|
Throughout this essay locations will be given by reference to streets
: this is an easy means of identifying sites, not an indication
that the streets named were in existence in the period being considered.
Because parts of D. and N. have been redeveloped, it will sometimes
be necessary to give two locations, the first being always that
of 1939 and the second that of 1976.
The common bound of D. and N. was formed by two small streams whose
sources were joined by a hedge or fence : that on the north side
cannot now be traced, but the southern brook ran down the little
valley in which Saltley Road lies. The boundary would now go from
the dip on Avenue Road south to Rupert Street, then east to and
alongside Saltley Road.
Elsewhere the two estates were defined by watercourses except where
D. march-ed with Birmingham : there the parish and manor bound ran
from Aston Brook Street to the River Rea east of Curzon Street Station,
along a line parallel to and east of Elkington and Blews Streets,
then down Legge Street to Gosta Green and Duke Street to A-B (Aston-Birmingham)

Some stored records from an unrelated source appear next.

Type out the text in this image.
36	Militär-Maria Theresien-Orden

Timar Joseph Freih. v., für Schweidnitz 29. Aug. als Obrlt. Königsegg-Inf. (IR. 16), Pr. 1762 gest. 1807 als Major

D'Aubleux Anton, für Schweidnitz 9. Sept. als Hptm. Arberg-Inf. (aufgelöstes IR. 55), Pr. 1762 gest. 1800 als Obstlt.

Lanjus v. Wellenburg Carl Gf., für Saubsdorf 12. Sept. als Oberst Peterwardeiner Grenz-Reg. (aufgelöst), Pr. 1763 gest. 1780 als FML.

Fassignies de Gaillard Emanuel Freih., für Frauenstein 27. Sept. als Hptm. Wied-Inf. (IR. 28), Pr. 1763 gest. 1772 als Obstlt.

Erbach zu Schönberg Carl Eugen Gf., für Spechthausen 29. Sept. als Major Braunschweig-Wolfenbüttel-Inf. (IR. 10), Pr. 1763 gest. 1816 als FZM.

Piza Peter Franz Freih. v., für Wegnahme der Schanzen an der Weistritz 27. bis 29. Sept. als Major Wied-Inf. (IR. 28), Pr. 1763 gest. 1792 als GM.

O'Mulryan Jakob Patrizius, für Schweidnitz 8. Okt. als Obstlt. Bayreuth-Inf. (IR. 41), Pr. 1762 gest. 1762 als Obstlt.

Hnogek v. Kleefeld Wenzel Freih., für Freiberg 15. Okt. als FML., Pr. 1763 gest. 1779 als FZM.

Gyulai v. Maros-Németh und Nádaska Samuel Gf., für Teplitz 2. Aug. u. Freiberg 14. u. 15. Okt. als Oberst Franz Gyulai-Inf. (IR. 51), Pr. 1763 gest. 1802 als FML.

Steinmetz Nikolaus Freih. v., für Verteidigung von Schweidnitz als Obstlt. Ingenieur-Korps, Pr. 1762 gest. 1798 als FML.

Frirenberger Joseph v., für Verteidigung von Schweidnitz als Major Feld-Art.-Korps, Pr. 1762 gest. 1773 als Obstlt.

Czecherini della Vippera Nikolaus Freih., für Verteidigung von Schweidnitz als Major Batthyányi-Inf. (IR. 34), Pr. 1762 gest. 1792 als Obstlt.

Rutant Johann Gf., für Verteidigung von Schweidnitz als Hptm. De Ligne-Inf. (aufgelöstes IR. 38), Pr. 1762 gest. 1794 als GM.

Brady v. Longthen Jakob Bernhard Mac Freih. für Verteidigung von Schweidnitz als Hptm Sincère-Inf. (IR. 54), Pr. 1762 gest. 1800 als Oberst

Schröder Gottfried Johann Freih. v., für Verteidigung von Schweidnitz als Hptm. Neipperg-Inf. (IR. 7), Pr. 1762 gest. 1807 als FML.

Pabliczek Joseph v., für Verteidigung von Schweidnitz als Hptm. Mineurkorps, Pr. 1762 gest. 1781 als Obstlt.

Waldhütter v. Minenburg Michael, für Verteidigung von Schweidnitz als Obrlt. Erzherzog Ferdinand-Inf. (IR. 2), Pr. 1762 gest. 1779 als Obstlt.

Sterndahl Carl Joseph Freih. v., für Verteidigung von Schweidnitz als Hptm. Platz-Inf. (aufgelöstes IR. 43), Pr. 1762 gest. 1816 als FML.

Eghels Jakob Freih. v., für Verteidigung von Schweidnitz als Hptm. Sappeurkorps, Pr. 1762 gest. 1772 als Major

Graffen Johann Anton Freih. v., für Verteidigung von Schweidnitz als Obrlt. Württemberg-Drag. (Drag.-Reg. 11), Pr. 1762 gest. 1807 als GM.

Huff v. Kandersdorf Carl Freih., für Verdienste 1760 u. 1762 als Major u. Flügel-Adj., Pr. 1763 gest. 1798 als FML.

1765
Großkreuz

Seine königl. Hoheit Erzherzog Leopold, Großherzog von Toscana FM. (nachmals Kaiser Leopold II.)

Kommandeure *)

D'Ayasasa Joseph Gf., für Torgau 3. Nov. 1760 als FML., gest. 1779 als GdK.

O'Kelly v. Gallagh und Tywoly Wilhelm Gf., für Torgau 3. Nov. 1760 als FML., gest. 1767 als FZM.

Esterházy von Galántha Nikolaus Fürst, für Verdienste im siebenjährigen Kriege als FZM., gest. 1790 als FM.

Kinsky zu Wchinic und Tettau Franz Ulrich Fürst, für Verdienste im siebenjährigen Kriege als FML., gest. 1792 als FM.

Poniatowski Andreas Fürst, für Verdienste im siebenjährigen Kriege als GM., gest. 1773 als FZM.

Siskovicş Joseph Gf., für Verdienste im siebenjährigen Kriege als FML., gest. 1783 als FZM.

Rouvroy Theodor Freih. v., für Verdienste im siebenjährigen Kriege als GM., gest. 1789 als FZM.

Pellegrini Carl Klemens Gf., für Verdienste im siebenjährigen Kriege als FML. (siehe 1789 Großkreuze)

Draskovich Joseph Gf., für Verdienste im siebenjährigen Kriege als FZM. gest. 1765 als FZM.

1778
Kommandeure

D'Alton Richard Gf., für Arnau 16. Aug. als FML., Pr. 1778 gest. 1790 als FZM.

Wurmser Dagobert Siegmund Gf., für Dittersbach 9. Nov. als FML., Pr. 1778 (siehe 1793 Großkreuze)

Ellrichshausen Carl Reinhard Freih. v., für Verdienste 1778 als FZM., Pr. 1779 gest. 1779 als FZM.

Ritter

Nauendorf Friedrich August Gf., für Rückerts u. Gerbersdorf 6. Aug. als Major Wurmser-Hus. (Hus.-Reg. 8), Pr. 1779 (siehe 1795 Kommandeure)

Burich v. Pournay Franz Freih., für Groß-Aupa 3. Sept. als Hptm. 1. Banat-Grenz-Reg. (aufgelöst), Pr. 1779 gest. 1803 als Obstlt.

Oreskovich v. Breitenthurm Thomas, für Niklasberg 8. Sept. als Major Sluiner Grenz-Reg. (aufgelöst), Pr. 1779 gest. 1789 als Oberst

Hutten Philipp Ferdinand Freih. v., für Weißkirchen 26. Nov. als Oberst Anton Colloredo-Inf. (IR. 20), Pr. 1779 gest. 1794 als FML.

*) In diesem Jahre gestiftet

Row and a line west of Howe Street. The last zigzag to the Rea once
followed a parallel river channel. The north end of the boundary
was the lowest reach of Newhall Brook, and it is probable that a
1ost rill provided the south end. Aston (or Hockley) Brook separated
D. and N. from Aston Manor.
From Salford to the former confluence with the Rea (400 yards west
of the present one) an arm of the River Tame formed N.'s bound with
Erdington. On the south-east side, Saltley Manor lay along the opposite
bank of Rea. All the bounding streams have been diverted during
the last century, so that they no longer exactly define the districts.
Together these covered (in 1838) 926 acres, stretching 2¼
miles from south-west to north-east, and narrowing from 2000 yards
across south D. to 1000 yards at N. Park Mill.